Now, I don’t think the only way to be a great painter is to cut your ear off, that melody must arrive from pain, that literature only flows from broken, bearded, drunken angst. There are better ways that aren’t cliches. But it’s hard work. There is no way around that part. There will be sacrifice and tears, and hopefully we learn from the experience and get better at what we do. Maybe that’s part of the refining process, the purification of our creative souls.

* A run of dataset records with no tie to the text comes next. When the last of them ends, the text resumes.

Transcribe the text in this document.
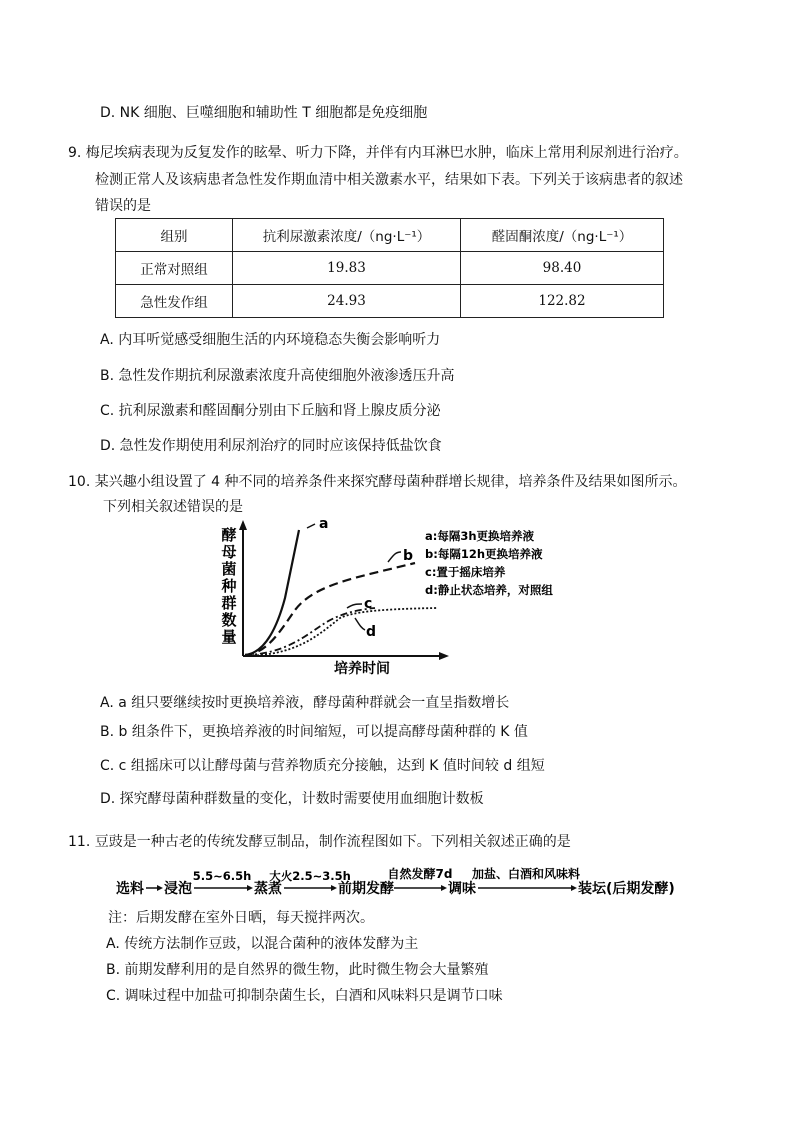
D. NK 细胞、巨噬细胞和辅助性 T 细胞都是免疫细胞
9. 梅尼埃病表现为反复发作的眩晕、听力下降，并伴有内耳淋巴水肿，临床上常用利尿剂进行治疗。
检测正常人及该病患者急性发作期血清中相关激素水平，结果如下表。下列关于该病患者的叙述
错误的是
组别	抗利尿激素浓度/（ng·L⁻¹）	醛固酮浓度/（ng·L⁻¹）
正常对照组	19.83	98.40
急性发作组	24.93	122.82
A. 内耳听觉感受细胞生活的内环境稳态失衡会影响听力
B. 急性发作期抗利尿激素浓度升高使细胞外液渗透压升高
C. 抗利尿激素和醛固酮分别由下丘脑和肾上腺皮质分泌
D. 急性发作期使用利尿剂治疗的同时应该保持低盐饮食
10. 某兴趣小组设置了 4 种不同的培养条件来探究酵母菌种群增长规律，培养条件及结果如图所示。
下列相关叙述错误的是
酵母菌种群数量
培养时间
a
b
c
d
a:每隔3h更换培养液
b:每隔12h更换培养液
c:置于摇床培养
d:静止状态培养，对照组
A. a 组只要继续按时更换培养液，酵母菌种群就会一直呈指数增长
B. b 组条件下，更换培养液的时间缩短，可以提高酵母菌种群的 K 值
C. c 组摇床可以让酵母菌与营养物质充分接触，达到 K 值时间较 d 组短
D. 探究酵母菌种群数量的变化，计数时需要使用血细胞计数板
11. 豆豉是一种古老的传统发酵豆制品，制作流程图如下。下列相关叙述正确的是
选料 浸泡	蒸煮	前期发酵	调味	装坛(后期发酵)
5.5~6.5h 大火2.5~3.5h	自然发酵7d 加盐、白酒和风味料
注：后期发酵在室外日晒，每天搅拌两次。
A. 传统方法制作豆豉，以混合菌种的液体发酵为主
B. 前期发酵利用的是自然界的微生物，此时微生物会大量繁殖
C. 调味过程中加盐可抑制杂菌生长，白酒和风味料只是调节口味
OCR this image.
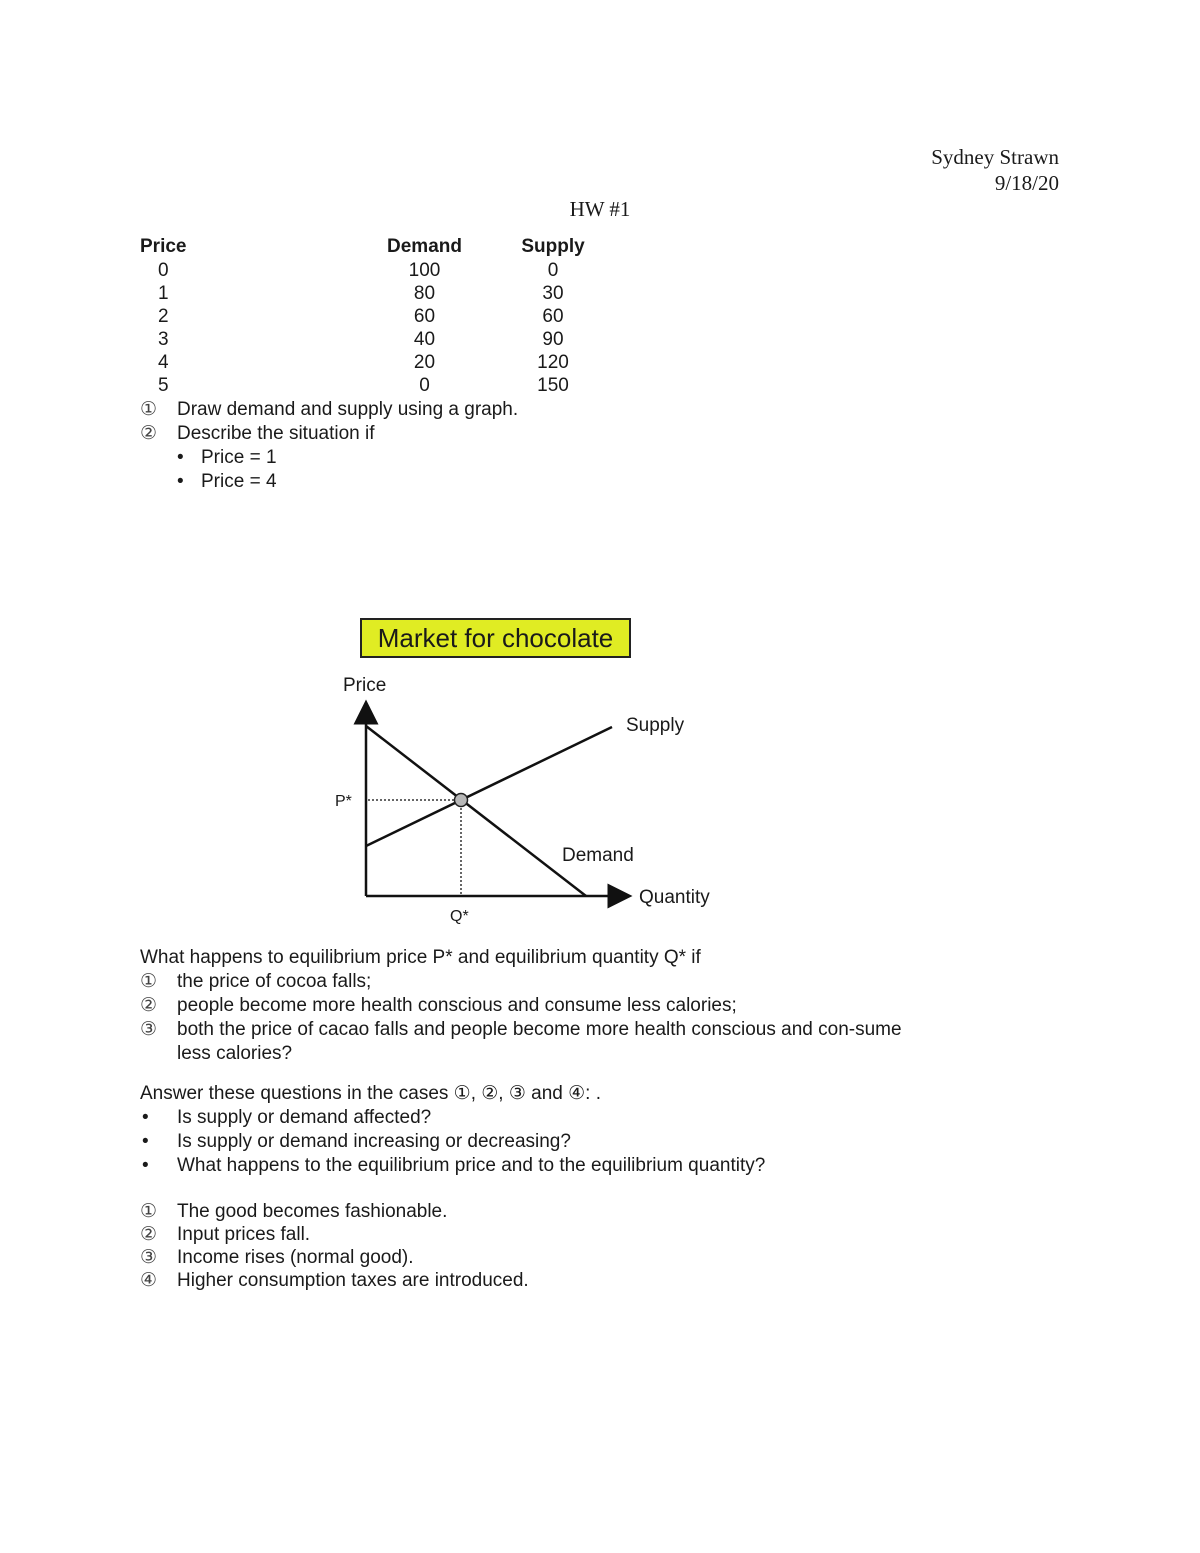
Sydney Strawn
9/18/20
HW #1
Price	Demand	Supply
0	100	0
1	80	30
2	60	60
3	40	90
4	20	120
5	0	150
①	Draw demand and supply using a graph.
②	Describe the situation if
• Price = 1
• Price = 4
Market for chocolate
Price
Quantity
Supply
Demand
P*
Q*
What happens to equilibrium price P* and equilibrium quantity Q* if
①	the price of cocoa falls;
②	people become more health conscious and consume less calories;
③	both the price of cacao falls and people become more health conscious and con-sume less calories?
Answer these questions in the cases ①, ②, ③ and ④: .
•	Is supply or demand affected?
•	Is supply or demand increasing or decreasing?
•	What happens to the equilibrium price and to the equilibrium quantity?
①	The good becomes fashionable.
②	Input prices fall.
③	Income rises (normal good).
④	Higher consumption taxes are introduced.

It’s hard. But we choose to pursue the life of the artist, and we can only hope that what we love chooses us. The legendary songwriter Harlan Howard, whom I had the privilege of knowing, told a writer who was whining about the music business “Well, nobody asked you to move to Nashville.” Those words sting me when I realize I’m slipping into complaint mode. That’s right, Harlan. Nobody asked me to become a writer. I may feel called to do it, but in the end, it’s my choice, and the time, loves, and brain cells I’ve squandered along the way are a consequence.

 

I do not understand the writer who does not read, the painter who does not see, the musician who will not listen, or the artist who does not live. There is glory in it, earned joy which is the process and the product, but not the recognition or fame. We writer types often equate the glory with adulation and miss out on the glory of life. Like a hiker so fixated upon reaching the summit, he walks  through the golden October woods, missing the grandeur of the low clouds blanketing the slopes and ridges, ignores the green smell of hope and mountain, and the trail itself, undulating, rocky, muddy, and wonderful. If we are focused on the peak, we miss the path. I’ve climbed many mountains, but the best views are usually from the ridges and valleys. The peak is often shrouded in the mist, and it’s really just another rock.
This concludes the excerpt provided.